How I Learned To Stop Writing Brittle Tests and Love Expressive APIs

This article was adapted from a Google Testing on the Toilet (TotT) episode. You can download a printer-friendly version of this TotT episode and post it in your office.

By Titus Winters

A valuable but challenging property for tests is “resilience,” meaning a test should only fail when something important has gone wrong. However, an opposite property may be easier to see: A “brittle” test is one that fails not for real problems that would break in production, but because the test itself is fragile for innocuous reasons. Error messages, changing the order of metadata headers in a web request, or the order of calls to a heavily-mocked dependency can often cause a brittle test to fail.

Expressive test APIs are a powerful tool in the fight against brittle, implementation-detail heavy tests. A test written with IsSquare(output) is more expressive (and less brittle) than a test written with details such as JsonEquals(.width = 42, .length = 42), in cases where the size of the square is irrelevant. Similar expressive designs might include unordered element matching for hash containers, metadata comparisons for photos, and activity logs in processing objects, just to name a few. 

As an example, consider this C++ test code:

absl::flat_hash_set<int> GetValuesFromConfig(const Config&);


TEST(ConfigValues, DefaultConfigsArePrime) {

  // Note the strange order of these values. BAD CODE, DON’T DO THIS!

  EXPECT_THAT(GetValuesFromConfig(Config()), ElementsAre(29, 17, 31));

}

The reliance on hash ordering makes this test brittle, preventing improvements to the API being tested. A critical part of the fix to the above code was to provide better test APIs that allowed engineers to more effectively express the properties that mattered. Thus we added UnorderedElementsAre to the GoogleTest test framework and refactored brittle tests to use that: 

TEST(ConfigValues, DefaultConfigsArePrimeAndOrderDoesNotMatter) {

  EXPECT_THAT(GetValuesFromConfig(Config()), UnorderedElementsAre(17, 29, 31));

}

It’s easy to see brittle tests and think, “Whoever wrote this did the wrong thing! Why are these tests so bad?” But it’s far better to see that these brittle failures are a signal indicating where the available testing APIs are missing, under-advertised, or need attention.

Brittleness may indicate that the original test author didn’t have access to (or didn’t know about) test APIs that could more effectively identify the salient properties that the test meant to enforce. Without the right tools, it’s too easy to write tests that depend on irrelevant details, making those tests brittle. 

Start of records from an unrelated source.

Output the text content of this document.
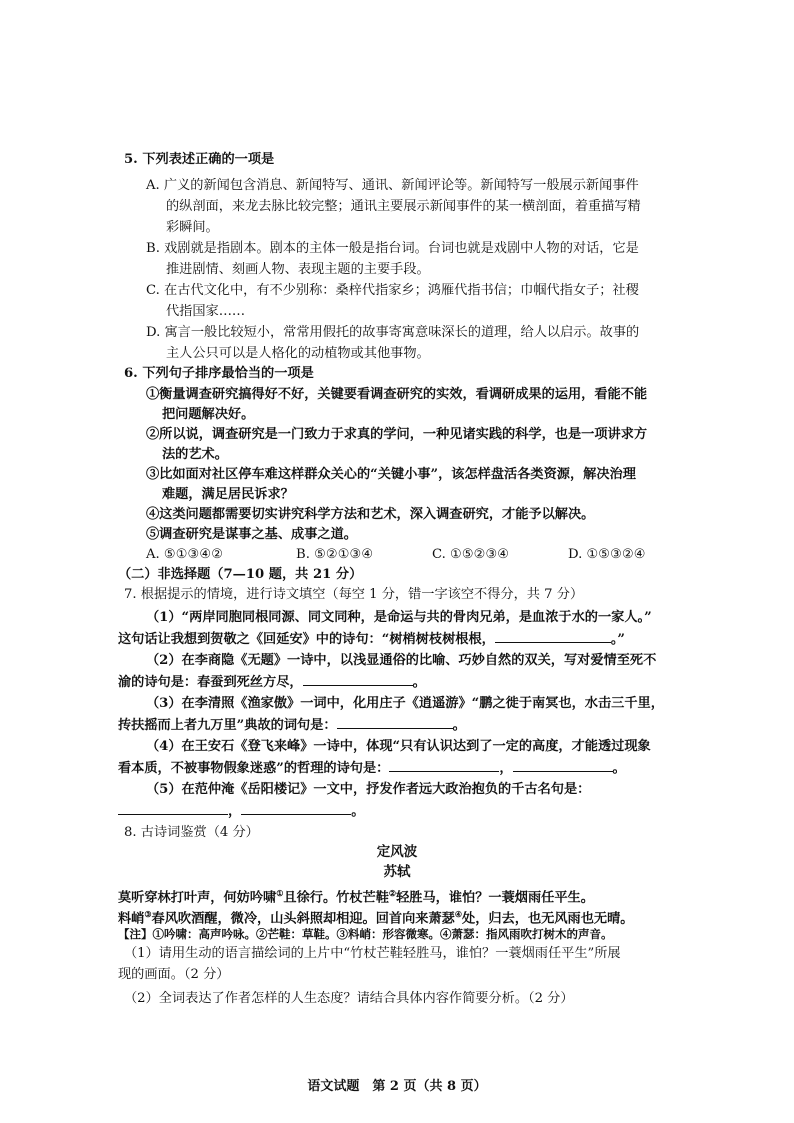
5. 下列表述正确的一项是
A. 广义的新闻包含消息、新闻特写、通讯、新闻评论等。新闻特写一般展示新闻事件
的纵剖面，来龙去脉比较完整；通讯主要展示新闻事件的某一横剖面，着重描写精
彩瞬间。
B. 戏剧就是指剧本。剧本的主体一般是指台词。台词也就是戏剧中人物的对话，它是
推进剧情、刻画人物、表现主题的主要手段。
C. 在古代文化中，有不少别称：桑梓代指家乡；鸿雁代指书信；巾帼代指女子；社稷
代指国家……
D. 寓言一般比较短小，常常用假托的故事寄寓意味深长的道理，给人以启示。故事的
主人公只可以是人格化的动植物或其他事物。
6. 下列句子排序最恰当的一项是
①衡量调查研究搞得好不好，关键要看调查研究的实效，看调研成果的运用，看能不能
把问题解决好。
②所以说，调查研究是一门致力于求真的学问，一种见诸实践的科学，也是一项讲求方
法的艺术。
③比如面对社区停车难这样群众关心的“关键小事”，该怎样盘活各类资源，解决治理
难题，满足居民诉求？
④这类问题都需要切实讲究科学方法和艺术，深入调查研究，才能予以解决。
⑤调查研究是谋事之基、成事之道。
A. ⑤①③④②	B. ⑤②①③④	C. ①⑤②③④	D. ①⑤③②④
（二）非选择题（7—10 题，共 21 分）
7. 根据提示的情境，进行诗文填空（每空 1 分，错一字该空不得分，共 7 分）
（1）“两岸同胞同根同源、同文同种，是命运与共的骨肉兄弟，是血浓于水的一家人。”
这句话让我想到贺敬之《回延安》中的诗句：“树梢树枝树根根，	。”
（2）在李商隐《无题》一诗中，以浅显通俗的比喻、巧妙自然的双关，写对爱情至死不
渝的诗句是：春蚕到死丝方尽，	。
（3）在李清照《渔家傲》一词中，化用庄子《逍遥游》“鹏之徙于南冥也，水击三千里，
抟扶摇而上者九万里”典故的词句是：	。
（4）在王安石《登飞来峰》一诗中，体现“只有认识达到了一定的高度，才能透过现象
看本质，不被事物假象迷惑”的哲理的诗句是：	，	。
（5）在范仲淹《岳阳楼记》一文中，抒发作者远大政治抱负的千古名句是：
，	。
8. 古诗词鉴赏（4 分）
定风波
苏轼
莫听穿林打叶声，何妨吟啸①且徐行。竹杖芒鞋②轻胜马，谁怕？一蓑烟雨任平生。
料峭③春风吹酒醒，微冷，山头斜照却相迎。回首向来萧瑟④处，归去，也无风雨也无晴。
【注】①吟啸：高声吟咏。②芒鞋：草鞋。③料峭：形容微寒。④萧瑟：指风雨吹打树木的声音。
（1）请用生动的语言描绘词的上片中“竹杖芒鞋轻胜马，谁怕？一蓑烟雨任平生”所展
现的画面。（2 分）
（2）全词表达了作者怎样的人生态度？请结合具体内容作简要分析。（2 分）
语文试题　第 2 页（共 8 页）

If your tests are brittle, look for ways to narrow down golden diff tests that compare exact pixel layouts or log outputs. Discover and learn more expressive APIs. File feature requests with the owners of the upstream systems.

If you maintain infrastructure libraries and can’t make changes because of brittleness, think about what your users are lacking, and invest in expressive test APIs.